Saya segera paham. Pantas tukang-tukang becak lebih suka merekomendasikan bakpia KW 2 (kwalitas nomor dua) ini pada para wisatawan karena akan mendapat komisi Rp 3.000 per kotak bakpia yang dibeli. Pantas saja tukang becak rela dibayar Rp 3.000 untuk perjalanan bolak-balik dari Malioboro, Rotowijayan (batik), Pathuk, dan kemudian kembali lagi ke Malioboro. Rupanya komisi yang akan didapat tukang becak dari pembelian bakpia (dan juga batik) jauh lebih banyak ketimbang tarif Rp 3.000 return yang dikenakannya.
Seketika saya terkagum pada kedahsyatan sepotong bakpia Pathuk. Makanan berbahan dasar tepung terigu dengan isi kacang hijau (sekarang sudah lebih variatif, ada isi keju, coklat, nanas, dll), berdiameter sekitar 3 cm ini ternyata memiliki peran yang luar biasa dalam industri pariwisata Yogyakarta. Bakpia bukan sekedar camilan biasa. Pada sepotong bakpia, terdapat potongan memori tentang kota Jogja. Keduanya nyaris tak bisa dilepaskan. Menyebut kata bakpia (Pathuk), akan membawa ingatan kita pada Yogyakarta. Pada sepotong bakpia itu pula, ribuan wong cilik di Yogyakarta (tukang becak dan tukang parkir), mengharap komisi dari hasil penjualan bakpia Pathuk.
Padahal, sebenarnya bakpia bukanlah makanan khas Jogja. Camilan ini merupakan salah satu makanan khas dari daratan Tiongkok alias Cina yang dikenal dengan nama Tou Luk Pia. Keturunan Tionghoa di Indonesia biasa menyebutnya dengan Pia atau Pia-pia. Kue ini berbentuk bulat seperti bakpia (Pathuk), namun memiliki diameter yang lebih besar, hampir dua kali diameter bakpia Pathuk. Isinya beragam, bahkan ada yang isi daging yang sudah dilumatkan. Menemukan Pia juga tidak sulit, di toko-toko kue milik warga Tionghoa biasanya tersedia makanan ini.

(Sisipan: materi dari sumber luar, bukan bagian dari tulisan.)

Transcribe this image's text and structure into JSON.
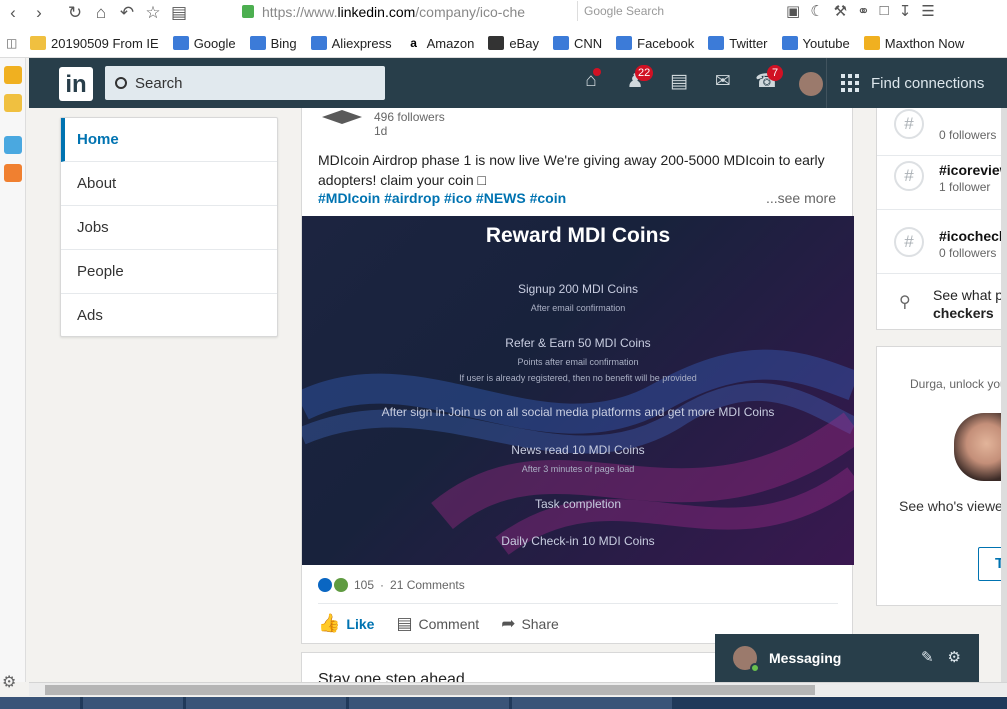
{
  "browser": {
    "url_proto": "https://www.",
    "url_host": "linkedin.com",
    "url_path": "/company/ico-che",
    "search_placeholder": "Google Search",
    "bookmarks": [
      "20190509 From IE",
      "Google",
      "Bing",
      "Aliexpress",
      "Amazon",
      "eBay",
      "CNN",
      "Facebook",
      "Twitter",
      "Youtube",
      "Maxthon Now"
    ]
  },
  "header": {
    "logo": "in",
    "search_placeholder": "Search",
    "network_badge": "22",
    "notifications_badge": "7",
    "find_connections": "Find connections"
  },
  "left_nav": {
    "items": [
      "Home",
      "About",
      "Jobs",
      "People",
      "Ads"
    ]
  },
  "post": {
    "followers": "496 followers",
    "time": "1d",
    "text": "MDIcoin Airdrop phase 1 is now live We're giving away 200-5000 MDIcoin to early adopters! claim your coin □",
    "hashtags": "#MDIcoin #airdrop #ico #NEWS #coin",
    "see_more": "...see more",
    "image": {
      "title": "Reward MDI Coins",
      "line1": "Signup 200 MDI Coins",
      "line1_sub": "After email confirmation",
      "line2": "Refer & Earn 50 MDI Coins",
      "line2_sub": "Points after email confirmation",
      "line2_sub2": "If user is already registered, then no benefit will be provided",
      "line3": "After sign in Join us on all social media platforms and get more MDI Coins",
      "line4": "News read 10 MDI Coins",
      "line4_sub": "After 3 minutes of page load",
      "line5": "Task completion",
      "line6": "Daily Check-in 10 MDI Coins"
    },
    "reactions": "105",
    "comments": "21 Comments",
    "like": "Like",
    "comment": "Comment",
    "share": "Share"
  },
  "stay_card": {
    "title": "Stay one step ahead"
  },
  "hashtag_card": {
    "items": [
      {
        "name": "",
        "sub": "0 followers"
      },
      {
        "name": "#icoreview",
        "sub": "1 follower"
      },
      {
        "name": "#icochecke",
        "sub": "0 followers"
      }
    ],
    "see_what_1": "See what p",
    "see_what_2": "checkers"
  },
  "ad_card": {
    "unlock_text": "Durga, unlock you",
    "see_who": "See who's viewe",
    "button": "T"
  },
  "messaging": {
    "label": "Messaging"
  },
  "colors": {
    "brand": "#0073b1",
    "header": "#283e4a",
    "badge": "#d11124"
  }
}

Pia mulai berakulturasi dengan budaya Jawa, bahkan kemudian menjadi salah satu ikon kota Jogja, berkat keuletan Liem Yung Yen (Pendiri Bakpia 75). Yung Yen adalah warga kampung Pathuk, daerah di sebelah Barat kawasan Pecinan (Malioboro dan Gandekan), yang sehari-hari membuat penganan seperti Pia dan Bakpao (Bakpao Yung Yen sempat populer di Yogyakarta hingga tahun 80-an). Penganan buatannya itu dijajakan ke kampung-kampung di Yogyakarta pada tahun 1940-an. Agar lebih terjangkau warga kampung, Yung Yen memproduksi Pia dengan ukuran yang lebih kecil. Selain memperkecil size, Yung Yen juga melakukan inovasi pada isi pia dengan menggunakan kacang hijau yang dihaluskan. Kacang hijau merupakan salah satu hasil bumi yang berlimpah di Pulau Jawa dan banyak dikonsumsi sebagai makanan tambahan.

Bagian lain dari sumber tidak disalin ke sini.